A successful monster, that’s what.
Think about it. Mainstream America is now so completely comfortable with Judaism that it can dabble in overtly Jewish symbols without denying their Jewishness. These kids aren’t clamoring for mere “parties,” but for “Bar Mitzvahs.” Without batting an eye, they are choosing to live within the framework of Jewish idiom. All we have to do is add content and stir. Certain Jewish values are already built into even the most secularized and over-the-top Bar Mitzvah: the love of family, for instance. But the hard work has already been done. From a marketing perspective, Bar Mitzvah is becoming the Coca Cola of American adolescent initiation rites. “Want to celebrate your coming of age? Have a Bar Mitzvah and a smile – it’s real.”
The most amazing thing is happening: Non-Jews are teaching Jews how to be Jewish.
It used to be that Hollywood was filled with Jews pretending to be non-Jews, lining up to change their names from Goldfish to Goldwyn and from Birnbaum to Burns. Now the entire non-Jewish branch of the entertainment industry is going gaga over Kabbalah, which “W” magazine recently called “Hollywood’s trendiest spiritual movement since A.A.” I remain wary of the kind of hucksterism that threatens to sever Kabbalah from its authentic Judaic roots (the Kabbalah Center purportedly sells those red-yarn bracelets for $26, a rip-off, even if Britney Spears did wear one on the cover of “Entertainment”). But there is nothing inherently evil about being trendy.
When Madonna proclaims, as she recently did, that she will no longer do concerts on Shabbat, something profound is happening here. The singer announced through her publicist that she
would instead be attending services on Friday evenings. The Jewish establishment scoffs at these statements when we should be embracing them. I doubt we would take Madonna seriously even were she to shorten her name to “Maidl,” but we who have been preaching the merits of Shabbat all these years – to those few who will listen between the yawns – have quite a bit of chutzpah (a word you can now look up in your American Heritage Dictionary) to pooh-pooh the cultural earthquake that is going on around us.

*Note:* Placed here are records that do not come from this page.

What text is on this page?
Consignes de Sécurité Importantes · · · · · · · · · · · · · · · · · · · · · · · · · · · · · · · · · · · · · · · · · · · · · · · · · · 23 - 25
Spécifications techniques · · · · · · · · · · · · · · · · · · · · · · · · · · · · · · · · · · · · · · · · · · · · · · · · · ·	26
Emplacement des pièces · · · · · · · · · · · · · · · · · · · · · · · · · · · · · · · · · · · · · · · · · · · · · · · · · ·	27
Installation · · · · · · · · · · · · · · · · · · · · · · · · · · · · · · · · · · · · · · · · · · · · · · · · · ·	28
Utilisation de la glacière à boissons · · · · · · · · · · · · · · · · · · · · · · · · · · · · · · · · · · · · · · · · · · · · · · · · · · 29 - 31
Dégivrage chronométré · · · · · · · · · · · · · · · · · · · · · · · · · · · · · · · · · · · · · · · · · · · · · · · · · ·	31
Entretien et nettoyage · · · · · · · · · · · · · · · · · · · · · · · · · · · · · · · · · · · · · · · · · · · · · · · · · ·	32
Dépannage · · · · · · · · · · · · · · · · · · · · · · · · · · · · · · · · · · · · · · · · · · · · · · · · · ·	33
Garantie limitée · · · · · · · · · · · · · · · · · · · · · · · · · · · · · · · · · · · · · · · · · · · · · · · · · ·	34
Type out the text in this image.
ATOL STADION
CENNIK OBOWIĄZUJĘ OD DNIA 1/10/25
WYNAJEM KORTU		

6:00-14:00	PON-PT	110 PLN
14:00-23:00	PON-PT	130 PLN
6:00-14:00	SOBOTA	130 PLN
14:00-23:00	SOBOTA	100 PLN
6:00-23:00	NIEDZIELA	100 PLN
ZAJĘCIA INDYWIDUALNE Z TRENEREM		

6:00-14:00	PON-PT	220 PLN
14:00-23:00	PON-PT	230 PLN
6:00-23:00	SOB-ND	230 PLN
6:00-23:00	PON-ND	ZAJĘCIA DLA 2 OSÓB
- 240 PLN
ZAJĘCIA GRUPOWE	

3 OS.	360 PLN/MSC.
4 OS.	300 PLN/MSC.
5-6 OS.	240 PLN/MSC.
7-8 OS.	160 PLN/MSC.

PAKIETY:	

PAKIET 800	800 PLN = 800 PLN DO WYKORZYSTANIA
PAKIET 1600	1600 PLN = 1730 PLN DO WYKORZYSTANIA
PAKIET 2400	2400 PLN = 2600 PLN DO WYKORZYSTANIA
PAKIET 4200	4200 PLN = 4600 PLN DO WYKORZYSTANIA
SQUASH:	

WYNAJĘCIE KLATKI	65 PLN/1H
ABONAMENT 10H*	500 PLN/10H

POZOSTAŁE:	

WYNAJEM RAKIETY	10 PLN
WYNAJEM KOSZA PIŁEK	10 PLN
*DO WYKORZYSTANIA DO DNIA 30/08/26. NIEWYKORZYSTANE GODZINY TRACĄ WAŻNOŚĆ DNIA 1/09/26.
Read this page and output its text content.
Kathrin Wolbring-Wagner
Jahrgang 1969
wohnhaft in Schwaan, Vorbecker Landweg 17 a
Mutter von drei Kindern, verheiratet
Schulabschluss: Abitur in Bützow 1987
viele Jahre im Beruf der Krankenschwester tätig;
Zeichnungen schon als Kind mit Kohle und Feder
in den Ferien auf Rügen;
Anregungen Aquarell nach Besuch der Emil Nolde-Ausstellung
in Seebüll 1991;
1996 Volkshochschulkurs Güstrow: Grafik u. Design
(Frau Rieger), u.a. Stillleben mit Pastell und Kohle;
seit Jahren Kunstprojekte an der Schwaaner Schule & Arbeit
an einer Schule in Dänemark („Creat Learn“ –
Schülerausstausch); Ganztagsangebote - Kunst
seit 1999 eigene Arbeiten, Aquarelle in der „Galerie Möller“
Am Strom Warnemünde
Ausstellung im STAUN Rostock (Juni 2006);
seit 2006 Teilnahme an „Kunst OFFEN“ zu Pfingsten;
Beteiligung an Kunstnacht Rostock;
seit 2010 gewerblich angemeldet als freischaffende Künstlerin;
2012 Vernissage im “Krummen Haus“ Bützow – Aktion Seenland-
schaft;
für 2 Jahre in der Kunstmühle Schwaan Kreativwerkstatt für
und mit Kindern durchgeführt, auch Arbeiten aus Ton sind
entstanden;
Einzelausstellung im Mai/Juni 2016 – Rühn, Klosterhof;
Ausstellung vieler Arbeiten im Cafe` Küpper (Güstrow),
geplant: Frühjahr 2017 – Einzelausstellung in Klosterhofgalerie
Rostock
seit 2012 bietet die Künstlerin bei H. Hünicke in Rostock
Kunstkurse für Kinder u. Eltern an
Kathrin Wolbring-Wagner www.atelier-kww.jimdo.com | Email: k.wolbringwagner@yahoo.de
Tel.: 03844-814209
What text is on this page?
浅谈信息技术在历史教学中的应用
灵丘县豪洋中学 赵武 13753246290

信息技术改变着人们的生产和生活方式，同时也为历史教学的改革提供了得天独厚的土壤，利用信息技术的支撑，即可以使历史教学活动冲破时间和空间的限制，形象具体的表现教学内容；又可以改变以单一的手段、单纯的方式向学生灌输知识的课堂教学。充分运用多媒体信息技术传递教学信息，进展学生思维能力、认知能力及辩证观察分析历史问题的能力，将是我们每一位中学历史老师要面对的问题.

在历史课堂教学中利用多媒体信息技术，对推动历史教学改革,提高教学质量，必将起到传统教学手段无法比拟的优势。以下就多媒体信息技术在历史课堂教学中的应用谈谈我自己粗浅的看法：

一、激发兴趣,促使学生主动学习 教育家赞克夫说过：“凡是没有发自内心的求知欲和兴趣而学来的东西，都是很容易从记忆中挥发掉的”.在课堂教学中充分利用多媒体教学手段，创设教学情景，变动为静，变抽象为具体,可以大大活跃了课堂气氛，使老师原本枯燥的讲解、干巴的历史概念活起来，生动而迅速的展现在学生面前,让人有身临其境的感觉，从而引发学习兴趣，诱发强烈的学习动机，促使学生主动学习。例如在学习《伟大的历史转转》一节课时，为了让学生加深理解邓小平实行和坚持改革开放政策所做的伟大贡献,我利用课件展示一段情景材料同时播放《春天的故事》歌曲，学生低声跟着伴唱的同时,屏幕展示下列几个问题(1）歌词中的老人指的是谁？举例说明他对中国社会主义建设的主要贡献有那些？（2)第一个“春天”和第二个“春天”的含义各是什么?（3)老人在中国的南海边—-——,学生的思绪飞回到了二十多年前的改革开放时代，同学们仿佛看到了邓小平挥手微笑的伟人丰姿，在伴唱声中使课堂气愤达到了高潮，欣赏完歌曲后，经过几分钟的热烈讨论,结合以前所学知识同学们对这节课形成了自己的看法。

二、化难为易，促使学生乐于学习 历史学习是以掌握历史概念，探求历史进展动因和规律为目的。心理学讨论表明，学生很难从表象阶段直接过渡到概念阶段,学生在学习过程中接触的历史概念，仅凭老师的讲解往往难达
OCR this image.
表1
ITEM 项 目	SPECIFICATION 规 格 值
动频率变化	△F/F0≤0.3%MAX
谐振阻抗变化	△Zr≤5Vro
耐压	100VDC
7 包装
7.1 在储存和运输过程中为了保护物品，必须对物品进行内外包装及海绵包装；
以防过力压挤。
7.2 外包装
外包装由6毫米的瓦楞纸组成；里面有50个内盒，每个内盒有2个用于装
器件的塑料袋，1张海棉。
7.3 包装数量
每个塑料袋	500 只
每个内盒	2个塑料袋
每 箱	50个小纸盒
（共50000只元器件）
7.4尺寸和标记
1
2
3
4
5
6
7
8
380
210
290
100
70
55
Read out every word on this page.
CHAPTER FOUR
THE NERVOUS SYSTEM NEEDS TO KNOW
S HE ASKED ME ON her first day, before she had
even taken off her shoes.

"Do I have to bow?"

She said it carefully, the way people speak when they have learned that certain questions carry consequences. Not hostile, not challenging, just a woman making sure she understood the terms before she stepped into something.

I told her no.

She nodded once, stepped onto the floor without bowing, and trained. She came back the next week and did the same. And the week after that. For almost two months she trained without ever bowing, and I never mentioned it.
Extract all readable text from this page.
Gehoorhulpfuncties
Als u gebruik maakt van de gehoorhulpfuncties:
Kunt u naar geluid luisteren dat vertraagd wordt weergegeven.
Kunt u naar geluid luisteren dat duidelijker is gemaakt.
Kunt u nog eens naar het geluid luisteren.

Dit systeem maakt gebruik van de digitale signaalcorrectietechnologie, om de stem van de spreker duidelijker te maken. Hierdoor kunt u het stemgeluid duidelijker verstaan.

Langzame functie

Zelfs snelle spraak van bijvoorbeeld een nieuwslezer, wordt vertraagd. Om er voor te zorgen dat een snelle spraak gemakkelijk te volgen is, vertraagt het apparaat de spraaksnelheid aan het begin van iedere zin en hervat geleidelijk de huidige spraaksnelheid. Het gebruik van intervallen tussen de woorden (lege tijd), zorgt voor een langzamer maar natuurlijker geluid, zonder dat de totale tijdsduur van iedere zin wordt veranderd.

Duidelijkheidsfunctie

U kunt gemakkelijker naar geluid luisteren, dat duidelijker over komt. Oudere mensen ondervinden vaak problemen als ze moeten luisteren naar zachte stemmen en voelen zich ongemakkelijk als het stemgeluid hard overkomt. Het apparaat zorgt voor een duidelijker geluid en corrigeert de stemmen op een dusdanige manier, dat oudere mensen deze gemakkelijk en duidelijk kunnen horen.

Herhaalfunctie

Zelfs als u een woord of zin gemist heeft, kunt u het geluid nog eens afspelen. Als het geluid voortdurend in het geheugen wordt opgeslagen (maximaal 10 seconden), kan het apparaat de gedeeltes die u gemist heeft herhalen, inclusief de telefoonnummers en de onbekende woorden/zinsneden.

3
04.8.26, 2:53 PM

Hello, my name is Josh and I am a recovering pooh-pooher.
I needed to make that confession, because for years I’ve come down hard on the superficiality of American Judaism. It was the “Titanic” themed Bat Mitzvah party in Pittsburgh with the iceberg centerpiece that threw me overboard. So it was natural for me to perceive the shallowness of those who pose with red thread. But I’ve grown more tolerant since then. Two months ago, my eldest child Ethan made his Sinaitic climb to the bima, and as I watched his Jewish destiny begin to unfold I experienced for the first time as an adult the full power of the Bar Mitzvah rite. Even in America,
Especially in America.
I know how powerful Judaism can be, which is why I take Madonna seriously. She may not be Jewish – yet – but she is living, increasingly, a Jewish life. She’s even doing a concert tour of Israel this fall, and the morale boost Israelis will feel will be as real as the mitzvah she is performing. Madonna has a long way to go, but at least she is headed in the right direction: East. I guess you don’t have to be Jewish to be a Good Jew. Demi Moore, of all people, put it best:
“I didn’t grow up Jewish, but I would say that I’ve been more exposed to the deeper meanings of particular rituals than any of my friends that did.”
As we celebrate 350 years of Jewish presence on these shores, some strange things are happening. While Jews have been focusing all of our attention on “The Passion,” some of our neighbors have become mighty passionate about Judaism. New forms of Jewish expression are attracting Americans in droves. As they say in Hollywood, “They like us! They really like us!” Maybe Krusty’s Bar Mitzvah can mark a turning point for us too.